Pop music celebrity Britney Spears’s social media account went viral on Monday when a re-tweeted post calling for people to “re-distribute wealth” and “strike” was featured in her Instagram feed. The singer has 23.7 million followers.

The quote—taken from the Instagram feed of writer Mimi Zhu and in reference to the impact of “social distancing” measures adopted in response to the coronavirus pandemic—reads in part, “During this time of isolation, we need connection now more than ever.” It further says, “We will learn to kiss and hold each other through the waves of the web. We will feed each other, re-destribute [sic] wealth, strike. We will understand our own importance from the places we must stay. Communion moves beyond walls. We can still be together.”

Britney Spears in 2013 (Photo credit–Glenn Francis)

Spears, most recognizable for a string of multiplatinum-selling “teen pop” hits in the late 1990s, highlighted her comment with three red rose emojis, generally identified with socialism.

Spears’s graphic caused sensation across social media as her post was picked up and shared millions of times. The vast majority of commentary has focused on the phrase calling for wealth redistribution and what was interpreted to mean a “general strike.” Spears has not offered any subsequent public comment on the statement. Generally friendly references to “Comrade Britney” have popped up all over the place.

Zhu, in an interview with Paper Magazine done shortly after the Spears comment went viral, said that “we are in such a time of confusion, disconnect, and despair that I felt it really important and necessary to write about that for my own sanity and mental health … At least in New York, all of my friends got pretty much laid off [due to coronavirus shutdowns]. A lot of people are stressing about rent, basic necessities, and how to live and just kind of carrying all that.”

“With all that anxiety and confusion I knew I had to write what I wrote, and there were definitely socialist undertones,” she adds, “because in general that is what I do believe in.”

Meanwhile, actress Fran Drescher, responding positively to a tweet denouncing the “wealthy owners of capital [who] want labor to return to work” and calling for a general strike, wrote on her twitter account, “I agree. Capitalism has become another word for Ruling Class Elite! When profit is at the expence [sic] of all things of true value, we gotta problem.”

One sympathetic commentator noted jokingly, “Britney Spears and Fran Drescher both went full Trotsky today.
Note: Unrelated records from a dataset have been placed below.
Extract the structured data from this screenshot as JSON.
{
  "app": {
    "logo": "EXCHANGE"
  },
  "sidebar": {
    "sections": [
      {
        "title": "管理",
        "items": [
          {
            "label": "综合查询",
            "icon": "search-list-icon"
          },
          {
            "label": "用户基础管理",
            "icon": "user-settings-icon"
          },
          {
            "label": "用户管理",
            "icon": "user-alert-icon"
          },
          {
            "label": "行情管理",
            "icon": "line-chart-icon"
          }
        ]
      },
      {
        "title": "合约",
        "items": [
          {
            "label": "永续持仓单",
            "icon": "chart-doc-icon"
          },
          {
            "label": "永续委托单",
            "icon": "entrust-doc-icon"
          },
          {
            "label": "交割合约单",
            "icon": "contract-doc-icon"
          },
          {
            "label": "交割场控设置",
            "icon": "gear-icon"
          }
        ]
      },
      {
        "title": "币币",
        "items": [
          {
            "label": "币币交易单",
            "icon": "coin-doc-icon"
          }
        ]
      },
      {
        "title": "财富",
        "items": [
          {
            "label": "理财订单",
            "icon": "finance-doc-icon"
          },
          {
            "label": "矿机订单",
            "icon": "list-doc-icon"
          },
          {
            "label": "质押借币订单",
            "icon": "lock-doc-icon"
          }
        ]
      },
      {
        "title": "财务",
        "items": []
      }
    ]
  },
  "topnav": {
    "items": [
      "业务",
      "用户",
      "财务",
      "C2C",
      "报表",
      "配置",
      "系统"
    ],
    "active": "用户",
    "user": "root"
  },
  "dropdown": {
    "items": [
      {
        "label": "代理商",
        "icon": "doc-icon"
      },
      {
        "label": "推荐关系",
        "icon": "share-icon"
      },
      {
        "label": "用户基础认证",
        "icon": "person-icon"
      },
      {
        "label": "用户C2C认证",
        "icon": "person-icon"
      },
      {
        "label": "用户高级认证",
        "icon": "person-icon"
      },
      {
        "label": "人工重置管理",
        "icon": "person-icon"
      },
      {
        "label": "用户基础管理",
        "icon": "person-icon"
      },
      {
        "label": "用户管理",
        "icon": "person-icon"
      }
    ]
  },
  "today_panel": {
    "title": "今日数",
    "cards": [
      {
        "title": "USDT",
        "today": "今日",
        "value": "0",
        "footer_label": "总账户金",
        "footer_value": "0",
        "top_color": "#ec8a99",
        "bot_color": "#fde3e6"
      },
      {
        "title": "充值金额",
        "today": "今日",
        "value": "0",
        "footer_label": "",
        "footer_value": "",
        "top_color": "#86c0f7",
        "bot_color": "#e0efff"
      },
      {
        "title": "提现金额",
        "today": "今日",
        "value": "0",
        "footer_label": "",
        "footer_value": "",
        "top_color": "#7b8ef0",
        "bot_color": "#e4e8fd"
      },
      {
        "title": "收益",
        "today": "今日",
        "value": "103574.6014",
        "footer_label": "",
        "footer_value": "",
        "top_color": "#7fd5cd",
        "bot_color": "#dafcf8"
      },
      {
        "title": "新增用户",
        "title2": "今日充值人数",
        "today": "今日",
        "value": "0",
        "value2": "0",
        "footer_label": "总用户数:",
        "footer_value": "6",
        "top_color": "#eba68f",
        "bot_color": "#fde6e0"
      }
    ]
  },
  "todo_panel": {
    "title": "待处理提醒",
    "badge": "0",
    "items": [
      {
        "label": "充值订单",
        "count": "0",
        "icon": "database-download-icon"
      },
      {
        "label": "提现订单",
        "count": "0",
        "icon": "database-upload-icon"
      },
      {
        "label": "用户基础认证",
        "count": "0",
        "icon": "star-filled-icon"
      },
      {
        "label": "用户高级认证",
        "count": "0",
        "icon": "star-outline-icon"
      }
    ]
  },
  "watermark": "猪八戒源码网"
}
Now we’re getting somewhere.” Another suggested, “I didn’t really expect the revolution to be led by Fran Drescher and Britney Spears, yet here we are and I’m absolutely fine with it.”
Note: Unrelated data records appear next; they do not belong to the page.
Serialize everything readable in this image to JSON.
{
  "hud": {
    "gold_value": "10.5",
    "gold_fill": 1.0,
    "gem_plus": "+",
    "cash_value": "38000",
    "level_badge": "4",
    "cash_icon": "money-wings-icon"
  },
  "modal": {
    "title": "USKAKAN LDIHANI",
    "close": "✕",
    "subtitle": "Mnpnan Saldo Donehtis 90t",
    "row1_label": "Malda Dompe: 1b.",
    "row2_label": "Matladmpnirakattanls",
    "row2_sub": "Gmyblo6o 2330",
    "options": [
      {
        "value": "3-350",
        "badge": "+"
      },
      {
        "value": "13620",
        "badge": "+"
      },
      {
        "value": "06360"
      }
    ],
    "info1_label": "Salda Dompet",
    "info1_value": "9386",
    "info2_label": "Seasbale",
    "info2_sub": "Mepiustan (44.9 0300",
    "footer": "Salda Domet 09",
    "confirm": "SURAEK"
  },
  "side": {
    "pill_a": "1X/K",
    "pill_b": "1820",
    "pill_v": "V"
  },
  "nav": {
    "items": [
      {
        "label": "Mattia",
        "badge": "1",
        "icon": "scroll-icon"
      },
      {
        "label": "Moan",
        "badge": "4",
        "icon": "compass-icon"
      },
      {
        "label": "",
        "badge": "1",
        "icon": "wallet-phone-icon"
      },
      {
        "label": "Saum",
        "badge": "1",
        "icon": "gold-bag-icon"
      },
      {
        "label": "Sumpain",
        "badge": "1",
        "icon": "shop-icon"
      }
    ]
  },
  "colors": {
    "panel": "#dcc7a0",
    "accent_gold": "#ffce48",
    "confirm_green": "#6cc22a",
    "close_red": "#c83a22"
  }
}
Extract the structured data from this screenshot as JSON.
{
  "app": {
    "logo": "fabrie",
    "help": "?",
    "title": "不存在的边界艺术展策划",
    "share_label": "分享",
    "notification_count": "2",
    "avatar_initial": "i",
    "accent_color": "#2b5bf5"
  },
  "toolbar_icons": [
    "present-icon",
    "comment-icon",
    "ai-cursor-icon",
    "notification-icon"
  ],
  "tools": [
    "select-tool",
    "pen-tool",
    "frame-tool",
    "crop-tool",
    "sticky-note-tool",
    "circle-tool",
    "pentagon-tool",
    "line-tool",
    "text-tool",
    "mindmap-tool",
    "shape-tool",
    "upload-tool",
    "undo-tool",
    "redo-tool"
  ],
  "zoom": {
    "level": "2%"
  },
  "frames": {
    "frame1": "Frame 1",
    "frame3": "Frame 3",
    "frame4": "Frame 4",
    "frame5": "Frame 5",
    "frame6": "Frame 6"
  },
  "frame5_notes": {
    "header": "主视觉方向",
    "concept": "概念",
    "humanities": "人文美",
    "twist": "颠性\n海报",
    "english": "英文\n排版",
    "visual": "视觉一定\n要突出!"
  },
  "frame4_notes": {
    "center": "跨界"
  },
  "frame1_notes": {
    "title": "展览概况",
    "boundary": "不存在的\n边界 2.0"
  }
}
In a further sign of the times, an Instagram video by rap recording artist Cardi B has also gone viral due to the singer’s comments excoriating the generally self-absorbed attitude of the wealthy toward the impact of the coronavirus on society.
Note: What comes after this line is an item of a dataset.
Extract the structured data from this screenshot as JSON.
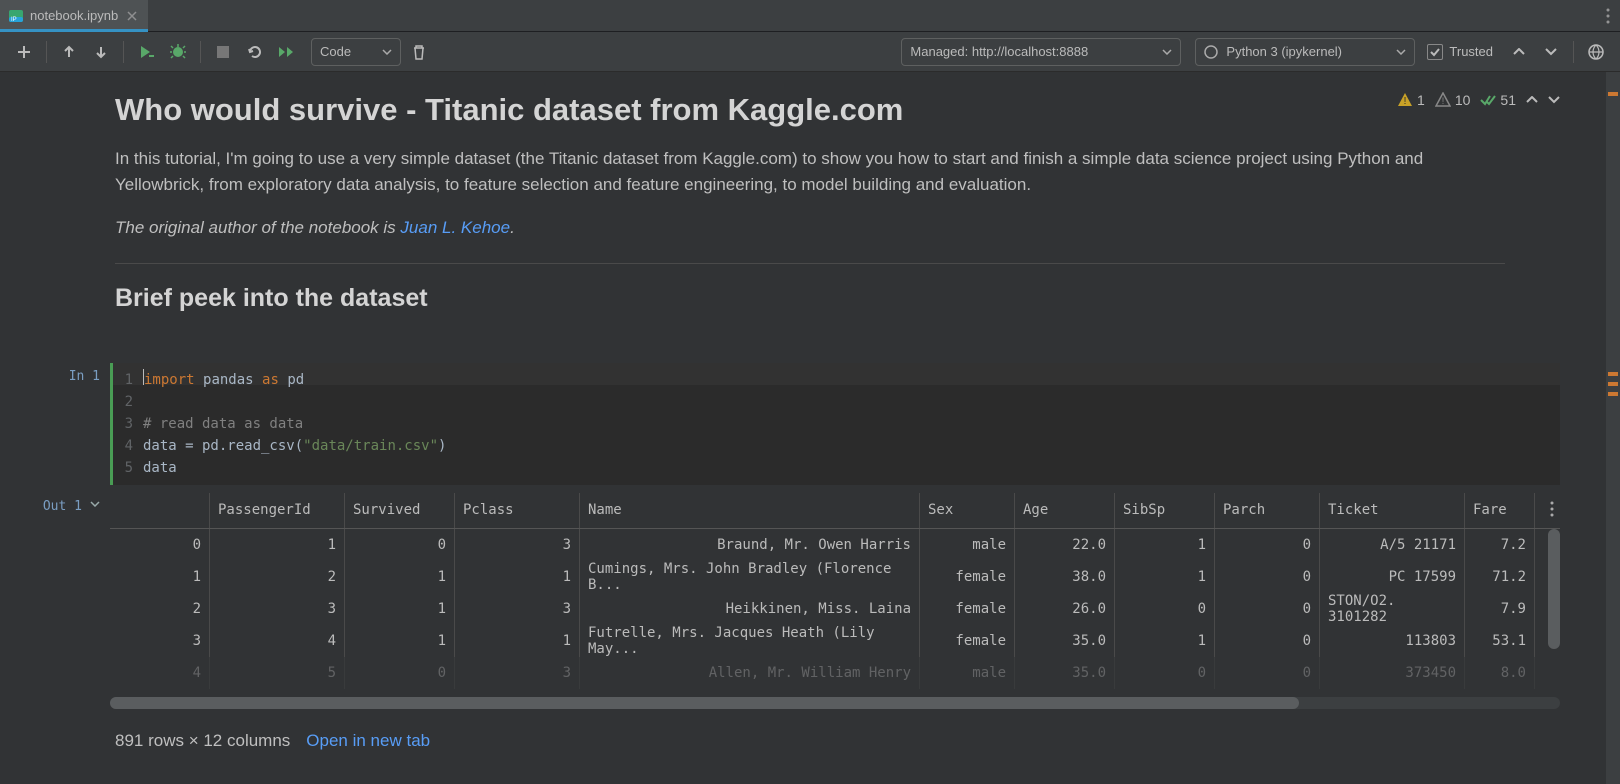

“The general public, people that work regular jobs, people that get regular paychecks, the middle class, the poor ... they’re not getting treated like celebrities and everything,” the rapper says through a blue medical mask. If people who test positive for coronavirus but don’t have a high fever are sent home, she goes on, “Where do they think they’re sending people home to? Everyone doesn’t have the luxury ... to go in a big-ass house and just stay away from people. A lot of people live in small … apartments with multiple people.”

“At the end of the day, this sh-- could have been prevented when they found out about this sh-- couple of months ago,” she said, slamming “45” (Donald Trump, 45th President of the United States) for the government’s callous response to the crisis.